Investigação revela esquema criminoso multifacetado
Investigações da 21ª DP (Bonsucesso) identificaram, por meio de análise de dados, diligências de campo, provas documentais e depoimentos, um esquema criminoso que associa tráfico de drogas a roubo de cargas, controle de serviços essenciais e lavagem de dinheiro. De acordo com a Polícia Civil, foi identificada uma complexa estrutura criminosa que explorava seis frentes de modalidades criminosas para financiar, fortalecer e expandir o domínio territorial da facção em comunidades da região.
Roubo de cargas e lavagem de dinheiro
A principal frente da investigação apontou um esquema estruturado de roubos de carga e lavagem de capitais. As apurações indicam que criminosos ligados ao TCP eram responsáveis por ataques sistemáticos a caminhões e cargas que trafegavam pelas principais vias expressas do Rio: Avenida Brasil, Linha Vermelha e Linha Amarela.
Controle de serviços essenciais
Em paralelo, a facção exerce controle sobre serviços essenciais dentro das comunidades, como venda de gás, fornecimento de água e acesso à internet. A Polícia Civil também apontou que o TCP utilizava bailes funk na Vila do João, no Complexo da Maré, para circulação de dinheiro, venda de produtos, fortalecimento da imagem das lideranças e escoamento de produtos roubados.
Meta de roubos de celulares
Os agentes da 21ª DP identificaram ainda roubos e receptação de celulares. Os assaltos não eram ações isoladas, mas parte de uma estrutura organizada pela facção. Os bandidos atuavam sob ordens diretas do responsável pelo gerenciamento operacional dos roubos, possuíam armas, motos e metas objetivas de arrecadação, exigindo um número determinado de aparelhos desbloqueados por roubo. As vítimas eram abordadas e coagidas por criminosos armados, que desbloqueavam os celulares durante o assalto. A precificação era definida pela facção: aparelhos desbloqueados valiam até R$ 2,5 mil, enquanto bloqueados eram avaliados entre R$ 300 e R$ 600.

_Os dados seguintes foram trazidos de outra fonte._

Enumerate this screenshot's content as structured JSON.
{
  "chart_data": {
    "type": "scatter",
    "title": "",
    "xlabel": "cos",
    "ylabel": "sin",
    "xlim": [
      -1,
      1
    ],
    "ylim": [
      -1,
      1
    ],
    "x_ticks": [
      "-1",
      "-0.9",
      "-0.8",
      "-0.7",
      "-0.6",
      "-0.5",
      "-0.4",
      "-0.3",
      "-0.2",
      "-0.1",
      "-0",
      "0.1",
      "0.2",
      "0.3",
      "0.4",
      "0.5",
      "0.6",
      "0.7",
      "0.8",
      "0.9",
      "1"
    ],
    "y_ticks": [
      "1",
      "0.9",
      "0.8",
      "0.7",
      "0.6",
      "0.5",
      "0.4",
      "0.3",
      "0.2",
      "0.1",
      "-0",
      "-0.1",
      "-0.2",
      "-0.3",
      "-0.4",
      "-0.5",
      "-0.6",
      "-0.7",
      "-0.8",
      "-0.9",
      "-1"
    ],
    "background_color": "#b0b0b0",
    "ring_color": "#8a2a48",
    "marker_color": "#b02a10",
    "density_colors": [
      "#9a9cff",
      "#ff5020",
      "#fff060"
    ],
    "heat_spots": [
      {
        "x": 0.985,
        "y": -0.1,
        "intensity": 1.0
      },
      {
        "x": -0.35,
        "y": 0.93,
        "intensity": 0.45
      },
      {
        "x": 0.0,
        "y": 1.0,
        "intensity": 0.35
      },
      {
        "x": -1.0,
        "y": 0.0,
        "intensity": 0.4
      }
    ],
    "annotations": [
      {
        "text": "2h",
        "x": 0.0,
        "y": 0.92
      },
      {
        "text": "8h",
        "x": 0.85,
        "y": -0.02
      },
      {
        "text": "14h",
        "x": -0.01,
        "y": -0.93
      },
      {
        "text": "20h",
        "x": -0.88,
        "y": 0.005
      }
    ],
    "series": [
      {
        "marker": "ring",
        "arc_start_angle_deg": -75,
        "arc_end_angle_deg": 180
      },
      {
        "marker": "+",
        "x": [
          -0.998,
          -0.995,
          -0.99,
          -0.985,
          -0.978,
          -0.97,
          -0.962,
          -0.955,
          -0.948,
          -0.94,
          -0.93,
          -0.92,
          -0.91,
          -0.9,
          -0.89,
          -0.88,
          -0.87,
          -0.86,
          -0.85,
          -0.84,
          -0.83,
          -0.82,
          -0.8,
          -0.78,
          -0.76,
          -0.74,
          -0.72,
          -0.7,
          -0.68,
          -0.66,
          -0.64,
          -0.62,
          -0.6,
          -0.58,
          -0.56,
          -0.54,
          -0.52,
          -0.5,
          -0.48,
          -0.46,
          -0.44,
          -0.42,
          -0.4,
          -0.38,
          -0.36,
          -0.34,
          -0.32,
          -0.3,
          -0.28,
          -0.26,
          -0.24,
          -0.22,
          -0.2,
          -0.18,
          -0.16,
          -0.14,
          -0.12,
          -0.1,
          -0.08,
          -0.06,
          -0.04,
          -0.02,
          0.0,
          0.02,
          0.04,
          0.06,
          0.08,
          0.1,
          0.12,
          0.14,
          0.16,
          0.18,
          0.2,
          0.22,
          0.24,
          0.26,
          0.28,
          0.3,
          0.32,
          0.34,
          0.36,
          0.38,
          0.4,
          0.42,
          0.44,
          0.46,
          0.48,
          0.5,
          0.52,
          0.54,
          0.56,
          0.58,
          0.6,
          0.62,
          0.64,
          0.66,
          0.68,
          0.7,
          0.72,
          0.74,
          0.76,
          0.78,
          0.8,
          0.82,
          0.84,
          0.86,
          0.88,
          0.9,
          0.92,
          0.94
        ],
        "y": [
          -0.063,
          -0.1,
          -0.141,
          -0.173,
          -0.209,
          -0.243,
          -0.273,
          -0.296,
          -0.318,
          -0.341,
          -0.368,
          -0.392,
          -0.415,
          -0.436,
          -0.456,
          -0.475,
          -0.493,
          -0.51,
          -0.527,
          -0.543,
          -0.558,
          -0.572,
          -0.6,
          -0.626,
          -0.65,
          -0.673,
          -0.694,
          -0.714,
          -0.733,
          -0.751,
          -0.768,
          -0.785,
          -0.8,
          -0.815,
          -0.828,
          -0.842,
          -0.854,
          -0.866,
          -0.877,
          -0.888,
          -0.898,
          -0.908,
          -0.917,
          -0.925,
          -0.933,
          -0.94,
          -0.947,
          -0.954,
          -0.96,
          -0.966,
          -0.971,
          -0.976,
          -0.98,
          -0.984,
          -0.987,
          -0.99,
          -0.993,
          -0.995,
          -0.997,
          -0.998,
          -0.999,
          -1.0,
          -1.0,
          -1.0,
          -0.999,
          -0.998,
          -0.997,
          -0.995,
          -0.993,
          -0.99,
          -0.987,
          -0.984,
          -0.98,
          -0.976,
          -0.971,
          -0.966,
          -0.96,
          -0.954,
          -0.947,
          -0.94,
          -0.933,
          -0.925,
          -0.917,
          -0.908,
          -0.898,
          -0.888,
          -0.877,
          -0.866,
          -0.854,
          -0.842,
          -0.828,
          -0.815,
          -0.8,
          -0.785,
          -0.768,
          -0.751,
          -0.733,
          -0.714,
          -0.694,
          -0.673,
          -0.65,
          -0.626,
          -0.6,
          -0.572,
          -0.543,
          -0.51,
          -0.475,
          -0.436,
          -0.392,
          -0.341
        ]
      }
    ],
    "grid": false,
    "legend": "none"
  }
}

Mapeamento da cadeia criminosa
A análise de encomendas, movimentações financeiras e registros de entrega permitiu mapear a cadeia criminosa: lideranças que impõem regras sob pena de morte, integrantes com função de vigilância, executores dos roubos nas vias públicas e receptadores que revendiam os produtos ilícitos.
Pornografia infantil
Os policiais também identificaram uma frente relacionada à pornografia infantil. A investigação teve início a partir de denúncias que apontavam a participação dos investigados em grupos digitais voltados à divulgação e troca de material de abuso sexual infantil. Os criminosos utilizavam aplicativos de mensagens para trocar arquivos, incluindo vídeos com crianças e bebês em situações de abuso sexual explícito. Os arquivos identificados incluem material com vítimas desde bebês com menos de um ano até adolescentes.

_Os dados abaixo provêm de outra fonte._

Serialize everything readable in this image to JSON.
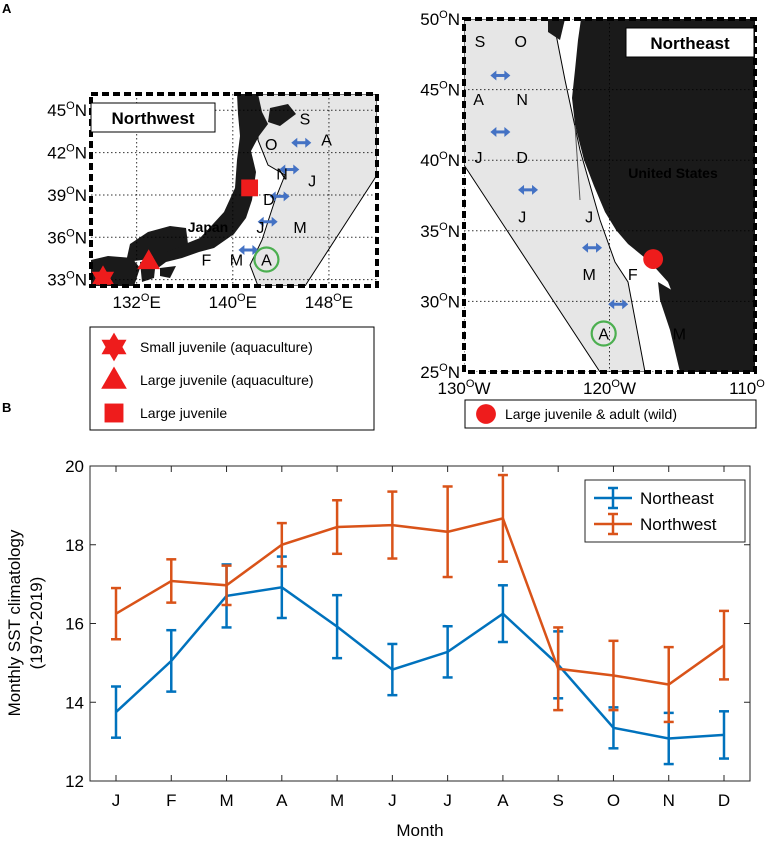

A Polícia Civil afirma que a ação representa o retrato atual das facções criminosas, que utilizam diferentes atividades ilícitas para ampliar seu poder econômico e territorial. Com a operação desta quarta, as equipes buscam enfraquecer toda a estrutura que sustenta financeiramente a organização criminosa.
Mobilização policial
A ofensiva mobiliza equipes do Departamento-Geral de Polícia Especializada (DGPE), do Departamento-Geral de Polícia da Capital (DGPC), do Departamento-Geral de Polícia da Baixada (DGPB), do Departamento-Geral de Polícia do Interior (DGPI) e da Coordenadoria de Recursos Especiais (Core), além de policiais militares do Comando de Operação Especiais (COE), do Batalhão de Operações Policiais Especiais (Bope) e do Batalhão de Choque.